Dr Freddie Strasser of London said he had not conducted psychotherapy in Hungarian. He thought that, were he to do so, he would use, not ‘Ön’, even more formal than ‘Sie’; nor the familiar ‘te’; but, rather, the formal ‘Maga’. He said his parents had a loving relationship, but always addressed each other as ‘Maga’.
Finally, I e-mailed Dr Thomas Szasz, at Syracuse, New York. He replied, in part:

[…] The idea of using Du to address a patient is ridiculous, to put it mildly. Patronizing, infantilizing. A pediatrician would use Du to address a five-year-old, but probably not a fifteen-year-old. I know for a fact that Gymnasium students in Vienna said Sie to one another unless they were buddies.

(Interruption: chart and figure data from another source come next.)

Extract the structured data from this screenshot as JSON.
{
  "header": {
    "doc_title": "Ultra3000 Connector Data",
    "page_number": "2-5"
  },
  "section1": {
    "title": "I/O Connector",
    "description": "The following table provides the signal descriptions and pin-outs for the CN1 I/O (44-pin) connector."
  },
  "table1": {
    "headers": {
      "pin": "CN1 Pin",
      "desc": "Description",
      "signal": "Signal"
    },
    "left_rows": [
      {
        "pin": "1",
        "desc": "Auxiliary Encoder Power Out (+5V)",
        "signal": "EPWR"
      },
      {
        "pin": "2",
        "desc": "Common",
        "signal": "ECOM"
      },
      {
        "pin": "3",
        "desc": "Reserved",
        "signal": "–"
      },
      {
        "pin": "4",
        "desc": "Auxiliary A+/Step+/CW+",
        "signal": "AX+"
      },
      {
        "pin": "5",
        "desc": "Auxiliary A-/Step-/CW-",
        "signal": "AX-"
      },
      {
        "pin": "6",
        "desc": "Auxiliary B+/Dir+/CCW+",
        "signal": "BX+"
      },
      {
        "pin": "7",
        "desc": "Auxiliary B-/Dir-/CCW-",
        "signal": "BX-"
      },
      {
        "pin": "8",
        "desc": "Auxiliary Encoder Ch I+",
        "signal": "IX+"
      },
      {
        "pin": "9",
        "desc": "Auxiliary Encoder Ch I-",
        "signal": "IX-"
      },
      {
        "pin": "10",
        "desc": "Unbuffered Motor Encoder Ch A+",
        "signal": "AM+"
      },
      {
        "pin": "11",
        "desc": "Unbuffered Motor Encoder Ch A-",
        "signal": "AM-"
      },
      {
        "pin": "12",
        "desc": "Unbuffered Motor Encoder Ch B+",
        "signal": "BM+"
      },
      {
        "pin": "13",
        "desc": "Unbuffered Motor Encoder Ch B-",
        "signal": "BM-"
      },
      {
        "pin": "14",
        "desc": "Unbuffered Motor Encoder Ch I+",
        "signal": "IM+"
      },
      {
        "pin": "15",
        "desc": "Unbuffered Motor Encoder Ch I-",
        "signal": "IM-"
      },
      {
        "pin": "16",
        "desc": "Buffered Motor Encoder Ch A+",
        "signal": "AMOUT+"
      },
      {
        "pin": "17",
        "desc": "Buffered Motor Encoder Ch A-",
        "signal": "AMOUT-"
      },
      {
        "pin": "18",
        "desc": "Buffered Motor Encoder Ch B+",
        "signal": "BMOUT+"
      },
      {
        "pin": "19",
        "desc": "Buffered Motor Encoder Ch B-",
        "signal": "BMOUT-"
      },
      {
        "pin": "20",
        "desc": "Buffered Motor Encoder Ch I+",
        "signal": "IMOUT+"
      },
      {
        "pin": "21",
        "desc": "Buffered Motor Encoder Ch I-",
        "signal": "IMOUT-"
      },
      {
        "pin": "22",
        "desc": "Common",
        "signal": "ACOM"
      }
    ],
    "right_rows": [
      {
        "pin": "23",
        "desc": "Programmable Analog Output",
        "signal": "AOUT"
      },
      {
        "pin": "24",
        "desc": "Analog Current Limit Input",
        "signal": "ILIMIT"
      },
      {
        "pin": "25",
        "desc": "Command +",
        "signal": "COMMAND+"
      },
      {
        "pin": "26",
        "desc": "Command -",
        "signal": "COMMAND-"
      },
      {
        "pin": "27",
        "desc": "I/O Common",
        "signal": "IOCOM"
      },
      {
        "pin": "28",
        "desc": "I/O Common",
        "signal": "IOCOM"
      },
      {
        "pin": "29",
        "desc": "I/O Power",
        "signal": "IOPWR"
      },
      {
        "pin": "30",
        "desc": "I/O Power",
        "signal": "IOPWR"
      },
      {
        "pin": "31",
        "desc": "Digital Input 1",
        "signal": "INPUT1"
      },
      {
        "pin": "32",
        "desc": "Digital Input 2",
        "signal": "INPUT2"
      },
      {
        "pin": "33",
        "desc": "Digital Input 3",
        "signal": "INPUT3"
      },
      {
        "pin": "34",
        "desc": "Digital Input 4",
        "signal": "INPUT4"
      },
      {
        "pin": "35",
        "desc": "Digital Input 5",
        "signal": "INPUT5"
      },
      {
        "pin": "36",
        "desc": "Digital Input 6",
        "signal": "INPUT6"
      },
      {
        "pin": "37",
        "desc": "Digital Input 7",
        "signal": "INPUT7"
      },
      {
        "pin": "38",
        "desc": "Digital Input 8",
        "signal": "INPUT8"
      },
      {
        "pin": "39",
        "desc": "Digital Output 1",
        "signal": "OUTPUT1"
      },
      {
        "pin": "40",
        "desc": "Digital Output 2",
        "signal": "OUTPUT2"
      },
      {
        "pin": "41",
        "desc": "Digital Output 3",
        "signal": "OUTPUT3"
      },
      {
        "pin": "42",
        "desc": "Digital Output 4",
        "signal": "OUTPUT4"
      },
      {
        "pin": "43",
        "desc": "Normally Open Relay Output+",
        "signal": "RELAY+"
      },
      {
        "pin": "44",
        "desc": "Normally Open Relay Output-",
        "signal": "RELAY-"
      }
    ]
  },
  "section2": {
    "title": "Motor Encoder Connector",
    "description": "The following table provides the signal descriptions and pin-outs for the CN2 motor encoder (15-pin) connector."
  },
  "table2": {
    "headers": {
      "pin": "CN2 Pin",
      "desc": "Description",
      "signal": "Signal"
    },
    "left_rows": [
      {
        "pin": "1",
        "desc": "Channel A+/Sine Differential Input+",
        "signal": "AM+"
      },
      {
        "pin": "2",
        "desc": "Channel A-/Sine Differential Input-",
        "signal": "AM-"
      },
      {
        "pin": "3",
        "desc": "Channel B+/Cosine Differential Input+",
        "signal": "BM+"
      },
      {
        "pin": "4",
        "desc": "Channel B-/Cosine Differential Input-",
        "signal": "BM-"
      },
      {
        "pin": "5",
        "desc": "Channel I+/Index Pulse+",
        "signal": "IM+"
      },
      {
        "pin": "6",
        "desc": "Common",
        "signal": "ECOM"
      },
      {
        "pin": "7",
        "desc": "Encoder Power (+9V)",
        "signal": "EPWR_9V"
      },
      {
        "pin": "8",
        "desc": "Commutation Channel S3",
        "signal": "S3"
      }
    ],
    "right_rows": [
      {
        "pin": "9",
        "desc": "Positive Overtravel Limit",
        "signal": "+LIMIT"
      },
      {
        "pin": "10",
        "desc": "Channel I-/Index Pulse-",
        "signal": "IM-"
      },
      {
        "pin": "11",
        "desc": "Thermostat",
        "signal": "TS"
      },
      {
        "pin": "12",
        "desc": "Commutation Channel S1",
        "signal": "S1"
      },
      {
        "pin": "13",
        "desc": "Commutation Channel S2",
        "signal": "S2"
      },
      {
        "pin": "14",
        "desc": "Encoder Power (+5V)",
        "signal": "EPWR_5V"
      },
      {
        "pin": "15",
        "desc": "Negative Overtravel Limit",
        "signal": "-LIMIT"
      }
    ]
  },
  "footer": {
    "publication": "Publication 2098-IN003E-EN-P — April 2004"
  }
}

Du betokened a kind of interpersonal intimacy that is not distinguishable with a single word in English.
I never did therapy in any language other than English. The pronoun would have to be Sie, or Ön or Maga (in Hungarian), both ways. The symmetry is the essential element. […]
My mother’s parents lived in an adjoining apartment from us, in Budapest, and spoke mainly German and my mother and father always said Sie to them, although they were very close; and vice versa. This was all taken for granted. It becomes interesting only when contrasted with the casual ‘you’. My brother and I spoke in Hungarian to them. […]

I hope I have shown why Dr Gans’s account of Sie and du will not do. It does not do justice to the subtleties of what happens between people.
A similar ethical imprecision mars Dr Gans’s discussion of Freud’s ‘Levinasian ethical manner’. In particular, he idealises Freud’s treatment of Dora. Dr Gans says he is trying to ‘read Freud through the lens’ of Levinas. This sounds like trying to ‘substitute’ Levinas for Freud in an inauthentic sense: trying to reduce the other to the same: trying not to see the otherness of Freud. And it looks as if the attempt has succeeded.
With Dr Gans’s general thesis, that the heart of psychoanalysis and related disciplines is ethical, I am in complete agreement.